Origin of Holi-This is how Indians celebrate Holi

Origin of Holi-This is how Indians celebrate Holi specially in North

Holi is one of the major festival of India and is the most vibrant of all. The joys of Holi knows no bound. The festival is celebrated across the four corners of India or rather across the globe. The festival is filled with so much fun and frolic that the very mention of the word ‘Holi’ draws smile and enthusiasm among-st the people. Holi also celebrates the arrival of Spring, a season of joy and hope.

Story of Holika

Integrally entwined with Holi, is the tradition of ‘Holika Dahan’, which is actually lighting of bonfires. The ritual is symbolic of victory of good over evil and has its root in the legend of demon king Hiranyakashyap who wished to end his blessed son, Prahlad’s life with the help of his sister, Holika who burnt in the fir and no harm occurred to Prahlad. Since then the day is celebrated in victory of good over bad.

Story of Radha and Krishan

The legend of Radha and Krishna is closely linked with this tradition of colors on Holi. Young Krishna, who had a dark complexion was jealous of his beloved Radha’s extremely fair skin. In a mischievous mood, he applied color on Radha’s face.

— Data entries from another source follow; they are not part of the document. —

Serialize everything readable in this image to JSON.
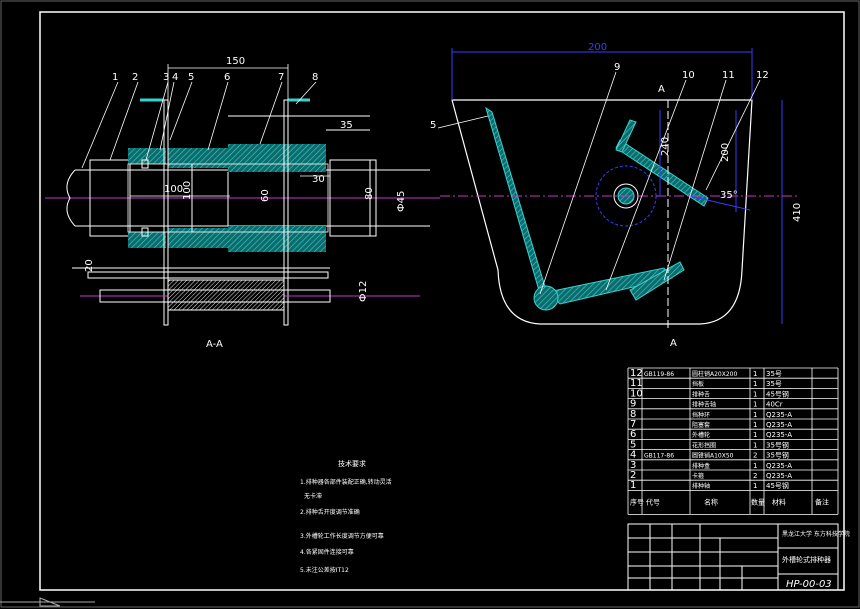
{
  "drawing": {
    "section_label": "A-A",
    "section_marks": [
      "A",
      "A"
    ],
    "drawing_number": "HP-00-03",
    "title": "外槽轮式排种器",
    "school": "黑龙江大学 东方科技学院"
  },
  "left_view": {
    "balloons": [
      "1",
      "2",
      "3",
      "4",
      "5",
      "6",
      "7",
      "8"
    ],
    "dims": {
      "d150": "150",
      "d35": "35",
      "d30": "30",
      "d100": "100",
      "d100v": "100",
      "d80": "80",
      "d60": "60",
      "d20": "20",
      "phi45": "Ф45",
      "phi12": "Ф12"
    }
  },
  "right_view": {
    "balloons": [
      "5",
      "9",
      "10",
      "11",
      "12"
    ],
    "dims": {
      "d200": "200",
      "d410": "410",
      "d240": "240",
      "d200v": "200",
      "d35": "35°"
    }
  },
  "parts_table": {
    "rows": [
      {
        "no": "12",
        "code": "GB119-86",
        "name": "圆柱销A20X200",
        "qty": "1",
        "mat": "35号"
      },
      {
        "no": "11",
        "code": "",
        "name": "挡板",
        "qty": "1",
        "mat": "35号"
      },
      {
        "no": "10",
        "code": "",
        "name": "排种舌",
        "qty": "1",
        "mat": "45号钢"
      },
      {
        "no": "9",
        "code": "",
        "name": "排种舌轴",
        "qty": "1",
        "mat": "40Cr"
      },
      {
        "no": "8",
        "code": "",
        "name": "挡种环",
        "qty": "1",
        "mat": "Q235-A"
      },
      {
        "no": "7",
        "code": "",
        "name": "阻塞套",
        "qty": "1",
        "mat": "Q235-A"
      },
      {
        "no": "6",
        "code": "",
        "name": "外槽轮",
        "qty": "1",
        "mat": "Q235-A"
      },
      {
        "no": "5",
        "code": "",
        "name": "花形挡圈",
        "qty": "1",
        "mat": "35号钢"
      },
      {
        "no": "4",
        "code": "GB117-86",
        "name": "圆锥销A10X50",
        "qty": "2",
        "mat": "35号钢"
      },
      {
        "no": "3",
        "code": "",
        "name": "排种盒",
        "qty": "1",
        "mat": "Q235-A"
      },
      {
        "no": "2",
        "code": "",
        "name": "卡箍",
        "qty": "2",
        "mat": "Q235-A"
      },
      {
        "no": "1",
        "code": "",
        "name": "排种轴",
        "qty": "1",
        "mat": "45号钢"
      }
    ],
    "header": {
      "no": "序号",
      "code": "代号",
      "name": "名称",
      "qty": "数量",
      "mat": "材料",
      "note": "备注"
    }
  },
  "notes": {
    "heading": "技术要求",
    "lines": [
      "1.排种器各部件装配正确,转动灵活",
      "无卡滞",
      "2.排种舌开度调节准确",
      "3.外槽轮工作长度调节方便可靠",
      "4.各紧固件连接可靠",
      "5.未注公差按IT12"
    ]
  },
  "colors": {
    "bg": "#000000",
    "line": "#ffffff",
    "dim": "#3a3aff",
    "center": "#cc33cc",
    "section": "#1aa6a6",
    "frame": "#ffffff"
  }
}
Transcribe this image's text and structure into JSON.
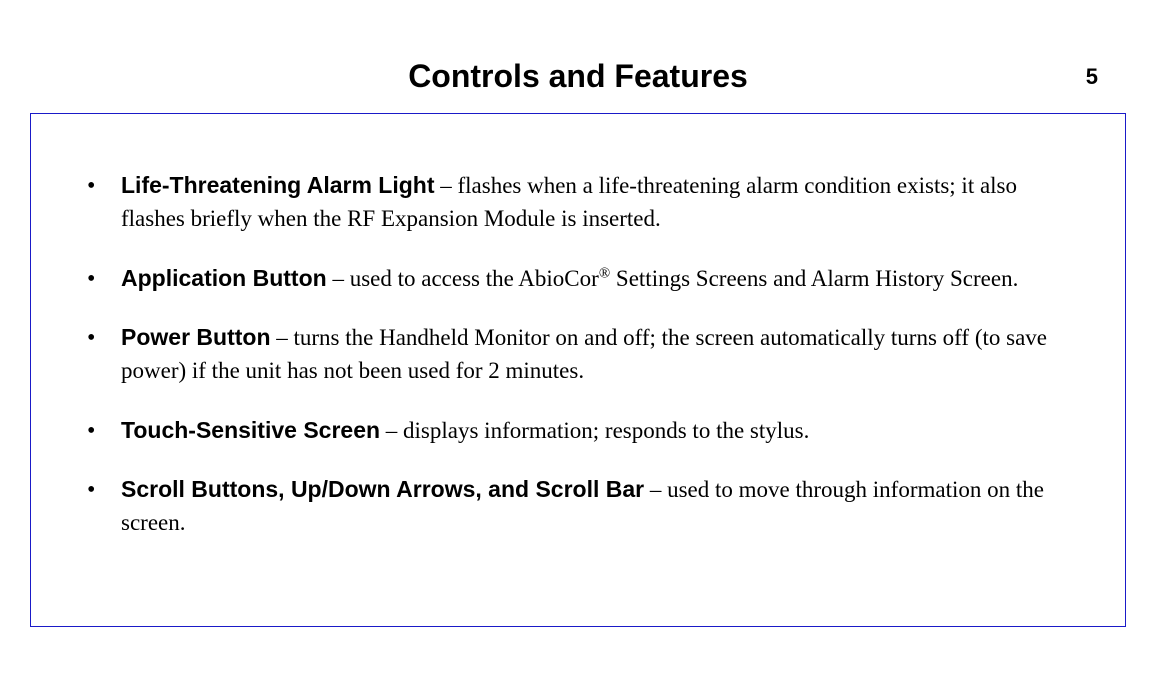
{
  "page_number": "5",
  "title": "Controls and Features",
  "items": [
    {
      "term": "Life-Threatening Alarm Light",
      "desc_before": " – flashes when a life-threatening alarm condition exists; it also flashes briefly when the RF Expansion Module is inserted.",
      "has_sup": false
    },
    {
      "term": "Application Button",
      "desc_before": " – used to access the AbioCor",
      "sup": "®",
      "desc_after": " Settings Screens and Alarm History Screen.",
      "has_sup": true
    },
    {
      "term": "Power Button",
      "desc_before": " – turns the Handheld Monitor on and off; the screen automatically turns off (to save power) if the unit has not been used for 2 minutes.",
      "has_sup": false
    },
    {
      "term": "Touch-Sensitive Screen",
      "desc_before": " – displays information; responds to the stylus.",
      "has_sup": false
    },
    {
      "term": "Scroll Buttons, Up/Down Arrows, and Scroll Bar",
      "desc_before": " – used to move through information on the screen.",
      "has_sup": false
    }
  ]
}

Following this ancient legend, lovers till date long to color their beloved as an expression of love.

Holi Celebrations in India

Holi is famous as Basant Utsav in rural India. It is one of the major festivals in India and is celebrated with extreme enthusiasm and joy. Gulal, abeer and pichkaris are synonymous with the festival. Elaborate plans are made to color the loved ones. Everybody wants to be the first one to color the other. In the ensuing battle of colors, everybody is drowned not just in colors of gulal but also in love and mirth. People love to drench others and themselves in colored water. Gujiyas and other sweets are offered to everyone who comes across to color.

Temples are beautifully decorated at the time of Holi. Idol of Radha is placed on swings and devotees turn the swings singing devotional Holi songs. Now-a-days small plays are organized reflecting the spirit of the festival.

What is remarkably same across the country is the spirit of Holi. Fun, frolic, boisterousness to the extent of buffoonery marks this festival of colors. What more can be expected- when the people get a social sanction to get intoxicated on the bhang, open not just their hearts’ out but also their lungs. And viola, nobody is expected to take offense too, as the norm of the day is, ‘Bura na mano Holi hai’.

Holi in Tamil Nadu

People of Tamil Nadu celebrate Holi around the legend of Kama Deva. On this day, songs are sung that tell the pathetic tale of Rati and her lamentations. Holi is known by three different names here, Kamavilas, Kaman Pandigai and Kama-Dahanam.

The Legend of Kaamadeva

The story prevalent in South India is that of Kamadeva-the Love God (the Hindu equivalent of Cupid), who moves through the woods in the season of Spring, aiming his passion tipped arrows that pierce the heart at all who cross his path, from his bow made of sweet sugarcane strung with humming bees.

Legend has it that shortly after Shiva’s consort sati committed suicide due to the disgrace shown by her father, Daksha to Lord Shiva, Shiva became sad and started to meditate. Meanwhile, the daughter of the mountains, Parvati, started meditating to acquire Lord Shiva as the husband. Since Lord Shiva was least interested in the world, all the God became concerned and afraid. They approached Kaama and asked him to shoot his arrow on Lord Shiva so that he gets back to his original self and marry Parvati. So, Kaama went and shot his arrow but Lord Shiva was angered and opened his third eye and burnt Kaama to ashes. Shiva then looked towards Paarvati and fructified her penance by marrying her.

The grief stricken Rati, Kamdev’s wife, then beseeches Lord Shiva for mercy. Shiva relents and partly restores Kamadeva to Rati. Though she can see him, he remains without physical form ‘anang’. The songs sung here are the stories of Rati’s lamentations. Another interpretation is that Parvati (Siva’s consort) brings Kamadeva back to life and the day he breathed again is celebrated as Holi. Thus, Holi is also considered as a festival that celebrates love.